Who has worse drivers, Boston or NYC? This app will give us an answer

Developed by CSAIL spin-off, EverDrive monitors speeding, turning, braking and distracted driving

It’s a question that’s been debated as long as Bostonians and New Yorkers have existed - who are worse drivers?

Thanks to a new app, we may finally get an answer.

This month marks the launch of the mobile app EverDrive, which measures users’ driving habits like speeding, acceleration, hard turning, harsh braking and phone distractions. It can then deliver personalized tips and show users how they compare to friends, family and other drivers.

EverDrive is launching via a promotion aimed at stoking an age-old rivalry: between now and June users in Massachusetts and New York will compete for $50,000 in cash, including a $10,000 grand prize awarded to the user with the safest driving rating. In June the app’s developers will announce which state is home to the most reckless drivers.

The app was developed by auto-insurance platform EverQuote alongside Cambridge Mobile Telematics (CMT), a spin-off of MIT’s Computer Science and Artificial Intelligence Lab (CSAIL) founded by professors Hari Balakrishnan and Sam Madden.

“EverDrive puts our work in mobile sensing, machine learning, and behavioral science directly in the hands of drivers and encourages improvement through awareness and incentives,” says Balakrishnan. “Our mission is to make roads safer by making drivers better.”

 

Can cellphones actually improve driving?

According to the National Highway Traffic Safety Association (NHTSA) statistics, more than 90 fatalities and 6,405 injuries per day in the United States are due to vehicle crashes. The World Health Organization estimates that, without action, traffic accidents could become the seventh leading cause of death worldwide (moving from ninth) by 2030.

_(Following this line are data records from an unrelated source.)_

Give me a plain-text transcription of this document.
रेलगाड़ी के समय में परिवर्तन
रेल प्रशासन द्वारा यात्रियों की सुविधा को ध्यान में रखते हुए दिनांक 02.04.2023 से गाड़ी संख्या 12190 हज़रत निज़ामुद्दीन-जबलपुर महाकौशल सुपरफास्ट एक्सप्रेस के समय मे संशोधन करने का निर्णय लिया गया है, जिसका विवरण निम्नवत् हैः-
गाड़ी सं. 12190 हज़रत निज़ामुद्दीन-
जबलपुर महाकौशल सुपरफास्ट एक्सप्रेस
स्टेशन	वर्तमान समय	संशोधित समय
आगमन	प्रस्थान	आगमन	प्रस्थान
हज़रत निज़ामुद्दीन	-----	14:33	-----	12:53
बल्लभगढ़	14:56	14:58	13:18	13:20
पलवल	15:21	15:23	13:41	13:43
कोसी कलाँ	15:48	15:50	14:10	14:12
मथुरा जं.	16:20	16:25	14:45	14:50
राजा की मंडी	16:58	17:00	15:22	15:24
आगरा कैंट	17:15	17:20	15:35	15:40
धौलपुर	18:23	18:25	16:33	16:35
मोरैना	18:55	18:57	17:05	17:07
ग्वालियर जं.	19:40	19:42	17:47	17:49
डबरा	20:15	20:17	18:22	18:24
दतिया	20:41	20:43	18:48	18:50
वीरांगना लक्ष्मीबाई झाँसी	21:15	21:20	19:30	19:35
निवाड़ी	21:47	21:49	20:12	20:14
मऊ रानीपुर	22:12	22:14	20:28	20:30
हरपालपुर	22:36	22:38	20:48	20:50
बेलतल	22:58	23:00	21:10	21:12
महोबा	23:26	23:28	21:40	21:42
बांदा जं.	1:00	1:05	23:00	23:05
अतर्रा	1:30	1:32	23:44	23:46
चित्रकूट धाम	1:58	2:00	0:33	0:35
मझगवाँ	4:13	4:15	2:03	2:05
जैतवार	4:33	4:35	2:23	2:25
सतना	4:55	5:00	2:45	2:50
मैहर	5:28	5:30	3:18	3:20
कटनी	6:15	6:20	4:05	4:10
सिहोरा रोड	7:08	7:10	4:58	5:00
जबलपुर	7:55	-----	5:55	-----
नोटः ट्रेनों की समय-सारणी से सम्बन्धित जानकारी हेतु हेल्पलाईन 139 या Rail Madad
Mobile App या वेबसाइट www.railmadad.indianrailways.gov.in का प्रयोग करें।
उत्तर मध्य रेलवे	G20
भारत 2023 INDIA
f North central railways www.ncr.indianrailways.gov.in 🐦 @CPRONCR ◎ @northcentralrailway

Things are particularly bad in Massachusetts: a 2015 study suggested that drivers in Boston are the worst in the country and 157% more likely to get in an accident than the average driver.

CMT’s early evidence suggests that its algorithms could help. A pilot program in South Africa last year found that, within two weeks, unsafe speeding among the app’s riskiest participants dropped by 40 to 50 percent. Participants also cut down their hard braking, cornering, and phone usage incidents by half.

“The app helped drivers improve; the data shows that drivers with low scores [below 50] improved by 40 percent in just two days. This shows that safe drivers are made, not born,” Balakrishnan told MIT News.